Storia e i consumi di una bevanda assurda, diventata emblema del gusto a stelle e strisce

  • 29 Luglio, 2025

Chiunque l’abbia assaggiata fuori dagli USA ricorda la prima reazione: sorpresa, perplessità, a volte repulsione. La root beer ha un gusto che non concede mediazioni. Eppure, negli Stati Uniti è un’icona popolare, consumata da generazioni in mille varianti, dalla bottiglia al bicchiere col gelato. Proprio questa distanza culturale, non solo di sapore, ma di storia e memoria, aiuta a capire perché una bibita così particolare sia così apprezzata ovunque in patria, ma quasi sconosciuta altrove.

La bibita nata da radici e tradizione

La root beer è una bibita analcolica gassata, dal gusto dolce e speziato, prodotta a partire da radici e cortecce. Le versioni più antiche si rifanno a ricette tradizionali della medicina popolare nordamericana, in cui la radice di sassofrasso (Sassafras albidum) veniva fatta bollire insieme ad altre erbe come radici di liquirizia, corteccia di betulla dolce, chiodi di garofano, anice e noce moscata. Nella seconda metà dell’Ottocento, il farmacista Charles Elmer Hires, originario della Pennsylvania, fu tra i primi a confezionare e vendere la “birra di radici” come bevanda commerciale. La presentò pubblicamente alla Philadelphia Exhibition del 1876 e la rese popolare in bottiglia pochi anni dopo. Fu un successo, anche perché promossa come alternativa salutare alla birra. Durante il Proibizionismo (1920-1933), la root beer trovò nuova fortuna come bevanda non alcolica che conservava l’aspetto e la ritualità del bere sociale. Nei decenni successivi, divenne sempre più industrializzata e diffusa in tutto il territorio americano.

La formula moderna, però, non ha più nulla di naturale.
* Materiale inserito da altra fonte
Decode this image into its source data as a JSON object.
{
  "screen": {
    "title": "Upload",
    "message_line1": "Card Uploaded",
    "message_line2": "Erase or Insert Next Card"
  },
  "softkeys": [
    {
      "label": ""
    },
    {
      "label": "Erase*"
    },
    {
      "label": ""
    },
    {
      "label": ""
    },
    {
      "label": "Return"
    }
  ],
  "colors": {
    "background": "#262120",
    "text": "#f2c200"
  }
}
Oggi, infatti, le grandi marche usano aromi sintetici, perché il sassofrasso è vietato dalla FDA dal 1960: il safrolo in esso contenuto è stato classificato come cancerogeno negli studi su animali. Alcuni microbirrifici e produttori artigianali hanno trovato alternative naturali, ma la maggior parte dei consumatori resta legata al gusto standardizzato delle versioni più commerciali.

root beer float

Il curioso sapore della nostalgia

La root beer si beve principalmente liscia o con ghiaccio. Ma una delle preparazioni più iconiche è il root beer float: una generosa palla di gelato alla vaniglia “affogata” nella bibita fredda, che crea una spuma dolce e cremosa. È un classico dell’estate americana, servito nei fast food, nei diner e durante le feste di quartiere. Il motivo della sua popolarità, però, va oltre la ricetta. La root beer è una bevanda carica di nostalgia. Il suo aroma intenso, per molti difficile da descrivere, tra vaniglia, menta, liquirizia e canfora, è associato a ricordi di infanzia, pomeriggi in famiglia, drive-in e camping. Per gli americani, è una proustiana madeleine.

Al di fuori degli Stati Uniti, la root beer resta un gusto per niente compreso. In Italia, nonostante la curiosità di alcuni, non ha mai trovato un vero pubblico. Forse perché, più che al palato, parla a un immaginario condiviso che qui non esiste. E senza quel contesto, diventa semplicemente una bibita difficile da interpretare.